Il s’ensuit donc que, le 3 juillet, tout le personnel atteignit le railway de Farina-Town, et le lendemain la gare d’Adélaïde.
Quel accueil fut fait au capitaine John et à sa courageuse compagne! Il y eut concours de toute la ville pour les recevoir, et lorsque le capitaine John Branican parut entre sa femme et son fils au balcon de l’hôtel de King-William-Street, les hips et les hurrahs éclatèrent avec une telle intensité que, suivant Gîn-Ghi, on avait dû les entendre de l’extrémité du Céleste-Empire.
Le séjour à Adélaïde ne fut pas de longue durée. John et Dolly Branican avaient hâte d’être de retour à San-Diégo, de revoir leurs amis, de retrouver leur chalet de Prospect-House, où le bonheur allait rentrer avec eux. On prit alors congé de Tom Marix et de ses hommes, qui furent généreusement récompensés, et dont on ne devait jamais oublier les services.
On n’oublierait pas non plus cet original de Jos Meritt, qui se décida, lui aussi, à quitter l’Australie avec son fidèle serviteur.
Mais enfin puisque «son chapeau» ne s’y trouvait pas, où donc se trouvait-il?
Où?… Dans une demeure royale, où il était conservé avec tout le respect qui lui était dû. Oui! Jos Meritt, égaré sur de fausses pistes, avait inutilement parcouru les cinq parties du monde, pour conquérir ce chapeau… qui se trouvait au château de Windsor, ainsi qu’on l’apprit six mois plus tard. C’était le chapeau que portait Sa Gracieuse Majesté lors de sa visite au roi Louis-Philippe en 1845, et il fallait être fou, atout le moins, pour imaginer que ce chef-d’œuvre d’une modiste parisienne aurait pu achever sa carrière sur le crâne crépu d’un sauvage de l’Australie!

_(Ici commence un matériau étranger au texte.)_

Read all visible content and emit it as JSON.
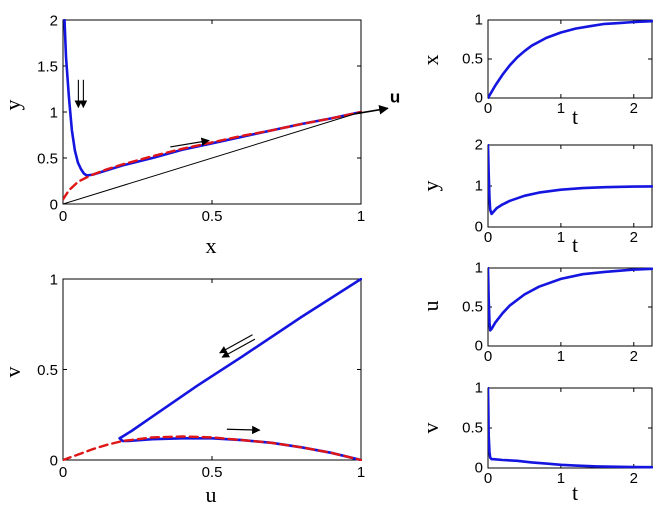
{
  "colors": {
    "trajectory": "#1515e0",
    "slow_manifold": "#e01515",
    "arrow": "#000000",
    "axis": "#000000"
  },
  "chart_data": [
    {
      "id": "xy",
      "type": "line",
      "xlabel": "x",
      "ylabel": "y",
      "xlim": [
        0,
        1
      ],
      "ylim": [
        0,
        2
      ],
      "xticks": [
        0,
        0.5,
        1
      ],
      "yticks": [
        0,
        0.5,
        1,
        1.5,
        2
      ],
      "xticklabels": [
        "0",
        "0.5",
        "1"
      ],
      "yticklabels": [
        "0",
        "0.5",
        "1",
        "1.5",
        "2"
      ],
      "grid": false,
      "series": [
        {
          "style": "solid-blue",
          "x": [
            0.005,
            0.01,
            0.02,
            0.03,
            0.04,
            0.05,
            0.06,
            0.07,
            0.08,
            0.1,
            0.15,
            0.2,
            0.3,
            0.4,
            0.5,
            0.6,
            0.7,
            0.8,
            0.9,
            1.0
          ],
          "y": [
            2.0,
            1.6,
            1.15,
            0.8,
            0.58,
            0.45,
            0.38,
            0.33,
            0.31,
            0.32,
            0.37,
            0.42,
            0.5,
            0.59,
            0.66,
            0.73,
            0.8,
            0.87,
            0.93,
            1.0
          ]
        },
        {
          "style": "dashed-red",
          "x": [
            0,
            0.02,
            0.05,
            0.08,
            0.1,
            0.15,
            0.2,
            0.3,
            0.4,
            0.5,
            0.6,
            0.7,
            0.8,
            0.9,
            1.0
          ],
          "y": [
            0.05,
            0.15,
            0.24,
            0.29,
            0.32,
            0.38,
            0.43,
            0.52,
            0.6,
            0.67,
            0.74,
            0.8,
            0.87,
            0.93,
            1.0
          ]
        },
        {
          "style": "thin-black",
          "x": [
            0,
            1
          ],
          "y": [
            0,
            1
          ]
        }
      ],
      "annotations": [
        {
          "type": "double-arrow",
          "x": 0.06,
          "y": 1.35,
          "dx": 0,
          "dy": -0.3
        },
        {
          "type": "arrow",
          "x": 0.36,
          "y": 0.62,
          "dx": 0.13,
          "dy": 0.07
        },
        {
          "type": "axis-arrow",
          "x": 0.98,
          "y": 0.98,
          "dx": 0.11,
          "dy": 0.06,
          "label": "u"
        }
      ]
    },
    {
      "id": "uv",
      "type": "line",
      "xlabel": "u",
      "ylabel": "v",
      "xlim": [
        0,
        1
      ],
      "ylim": [
        0,
        1
      ],
      "xticks": [
        0,
        0.5,
        1
      ],
      "yticks": [
        0,
        0.5,
        1
      ],
      "xticklabels": [
        "0",
        "0.5",
        "1"
      ],
      "yticklabels": [
        "0",
        "0.5",
        "1"
      ],
      "grid": false,
      "series": [
        {
          "style": "solid-blue",
          "x": [
            1.0,
            0.8,
            0.6,
            0.45,
            0.3,
            0.23,
            0.2,
            0.19,
            0.2,
            0.22,
            0.3,
            0.4,
            0.5,
            0.6,
            0.7,
            0.8,
            0.9,
            1.0
          ],
          "y": [
            1.0,
            0.79,
            0.57,
            0.41,
            0.24,
            0.16,
            0.13,
            0.12,
            0.105,
            0.105,
            0.115,
            0.12,
            0.12,
            0.11,
            0.095,
            0.07,
            0.04,
            0.0
          ]
        },
        {
          "style": "dashed-red",
          "x": [
            0,
            0.05,
            0.1,
            0.15,
            0.2,
            0.3,
            0.4,
            0.5,
            0.6,
            0.7,
            0.8,
            0.9,
            1.0
          ],
          "y": [
            0,
            0.03,
            0.06,
            0.085,
            0.105,
            0.125,
            0.13,
            0.125,
            0.11,
            0.095,
            0.07,
            0.04,
            0.0
          ]
        }
      ],
      "annotations": [
        {
          "type": "double-arrow",
          "x": 0.64,
          "y": 0.68,
          "dx": -0.11,
          "dy": -0.1
        },
        {
          "type": "arrow",
          "x": 0.55,
          "y": 0.17,
          "dx": 0.11,
          "dy": -0.005
        }
      ]
    },
    {
      "id": "xt",
      "type": "line",
      "xlabel": "t",
      "ylabel": "x",
      "xlim": [
        0,
        2.25
      ],
      "ylim": [
        0,
        1
      ],
      "xticks": [
        0,
        1,
        2
      ],
      "yticks": [
        0,
        0.5,
        1
      ],
      "xticklabels": [
        "0",
        "1",
        "2"
      ],
      "yticklabels": [
        "0",
        "0.5",
        "1"
      ],
      "grid": false,
      "series": [
        {
          "style": "solid-blue",
          "x": [
            0,
            0.05,
            0.1,
            0.2,
            0.3,
            0.4,
            0.5,
            0.6,
            0.8,
            1.0,
            1.2,
            1.4,
            1.6,
            1.8,
            2.0,
            2.25
          ],
          "y": [
            0,
            0.08,
            0.16,
            0.3,
            0.42,
            0.52,
            0.6,
            0.67,
            0.77,
            0.84,
            0.89,
            0.92,
            0.95,
            0.96,
            0.975,
            0.985
          ]
        }
      ]
    },
    {
      "id": "yt",
      "type": "line",
      "xlabel": "t",
      "ylabel": "y",
      "xlim": [
        0,
        2.25
      ],
      "ylim": [
        0,
        2
      ],
      "xticks": [
        0,
        1,
        2
      ],
      "yticks": [
        0,
        1,
        2
      ],
      "xticklabels": [
        "0",
        "1",
        "2"
      ],
      "yticklabels": [
        "0",
        "1",
        "2"
      ],
      "grid": false,
      "series": [
        {
          "style": "solid-blue",
          "x": [
            0,
            0.01,
            0.02,
            0.03,
            0.05,
            0.08,
            0.12,
            0.2,
            0.3,
            0.5,
            0.7,
            1.0,
            1.3,
            1.6,
            2.0,
            2.25
          ],
          "y": [
            2.0,
            1.3,
            0.7,
            0.42,
            0.32,
            0.38,
            0.46,
            0.55,
            0.64,
            0.76,
            0.84,
            0.91,
            0.95,
            0.97,
            0.985,
            0.99
          ]
        }
      ]
    },
    {
      "id": "ut",
      "type": "line",
      "xlabel": "",
      "ylabel": "u",
      "xlim": [
        0,
        2.25
      ],
      "ylim": [
        0,
        1
      ],
      "xticks": [
        0,
        1,
        2
      ],
      "yticks": [
        0,
        0.5,
        1
      ],
      "xticklabels": [
        "0",
        "1",
        "2"
      ],
      "yticklabels": [
        "0",
        "0.5",
        "1"
      ],
      "grid": false,
      "series": [
        {
          "style": "solid-blue",
          "x": [
            0,
            0.01,
            0.02,
            0.03,
            0.05,
            0.1,
            0.2,
            0.3,
            0.5,
            0.7,
            1.0,
            1.3,
            1.6,
            2.0,
            2.25
          ],
          "y": [
            1.0,
            0.6,
            0.3,
            0.2,
            0.22,
            0.3,
            0.42,
            0.52,
            0.66,
            0.76,
            0.86,
            0.92,
            0.95,
            0.98,
            0.99
          ]
        }
      ]
    },
    {
      "id": "vt",
      "type": "line",
      "xlabel": "t",
      "ylabel": "v",
      "xlim": [
        0,
        2.25
      ],
      "ylim": [
        0,
        1
      ],
      "xticks": [
        0,
        1,
        2
      ],
      "yticks": [
        0,
        0.5,
        1
      ],
      "xticklabels": [
        "0",
        "1",
        "2"
      ],
      "yticklabels": [
        "0",
        "0.5",
        "1"
      ],
      "grid": false,
      "series": [
        {
          "style": "solid-blue",
          "x": [
            0,
            0.005,
            0.01,
            0.02,
            0.03,
            0.05,
            0.08,
            0.2,
            0.4,
            0.6,
            0.8,
            1.0,
            1.2,
            1.5,
            1.8,
            2.0,
            2.25
          ],
          "y": [
            1.0,
            0.7,
            0.4,
            0.2,
            0.13,
            0.11,
            0.11,
            0.1,
            0.09,
            0.07,
            0.055,
            0.04,
            0.03,
            0.02,
            0.015,
            0.012,
            0.01
          ]
        }
      ]
    }
  ]
}
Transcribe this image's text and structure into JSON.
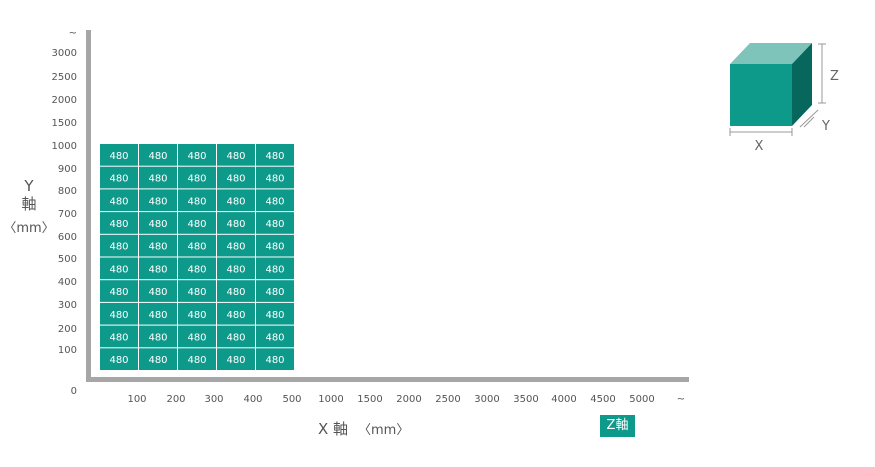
{
  "chart_data": {
    "type": "table",
    "cell_value": "480",
    "x_ticks": [
      "100",
      "200",
      "300",
      "400",
      "500",
      "1000",
      "1500",
      "2000",
      "2500",
      "3000",
      "3500",
      "4000",
      "4500",
      "5000",
      "~"
    ],
    "y_ticks": [
      "~",
      "3000",
      "2500",
      "2000",
      "1500",
      "1000",
      "900",
      "800",
      "700",
      "600",
      "500",
      "400",
      "300",
      "200",
      "100",
      "0"
    ],
    "grid_columns": [
      "100",
      "200",
      "300",
      "400",
      "500"
    ],
    "grid_rows": [
      "1000",
      "900",
      "800",
      "700",
      "600",
      "500",
      "400",
      "300",
      "200",
      "100"
    ],
    "x_title": "X 軸",
    "x_unit": "〈mm〉",
    "y_title_letter": "Y",
    "y_title_char": "軸",
    "y_unit": "〈mm〉",
    "z_badge": "Z軸"
  },
  "cube": {
    "x_label": "X",
    "y_label": "Y",
    "z_label": "Z"
  },
  "colors": {
    "cell": "#0e9a8b",
    "axis": "#a6a6a6",
    "cube_front": "#0e9a8b",
    "cube_top": "#7fc4ba",
    "cube_side": "#08675d"
  }
}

Il en résulta donc que les pérégrinations de Jos Meritt cessèrent enfin à l’extrême joie de Gin-Ghi, mais à l’extrême déplaisir du célèbre bibelomane, qui revint à Liverpool, très dépité de n’avoir pu compléter sa collection par l’acquisition de ce chapeau unique au monde.
Trois semaines après avoir quitté Adélaïde, où ils s’étaient embarqués sur l’Abraham-Lincoln, John, Dolly et Godfrey Branican. accompagnés de Zach Fren et de la femme Harriett, arrivèrent à San-Diégo.
C’est là que M. William Andrew et le capitaine Ellis les reçurent, au milieu des habitants de cette généreuse cité, fière d’avoir retrouvé le capitaine John et de saluer en lui l’un de ses plus glorieux enfants.
FIN DE LA DEUXIÈME ET DERNIÈRE PARTIE.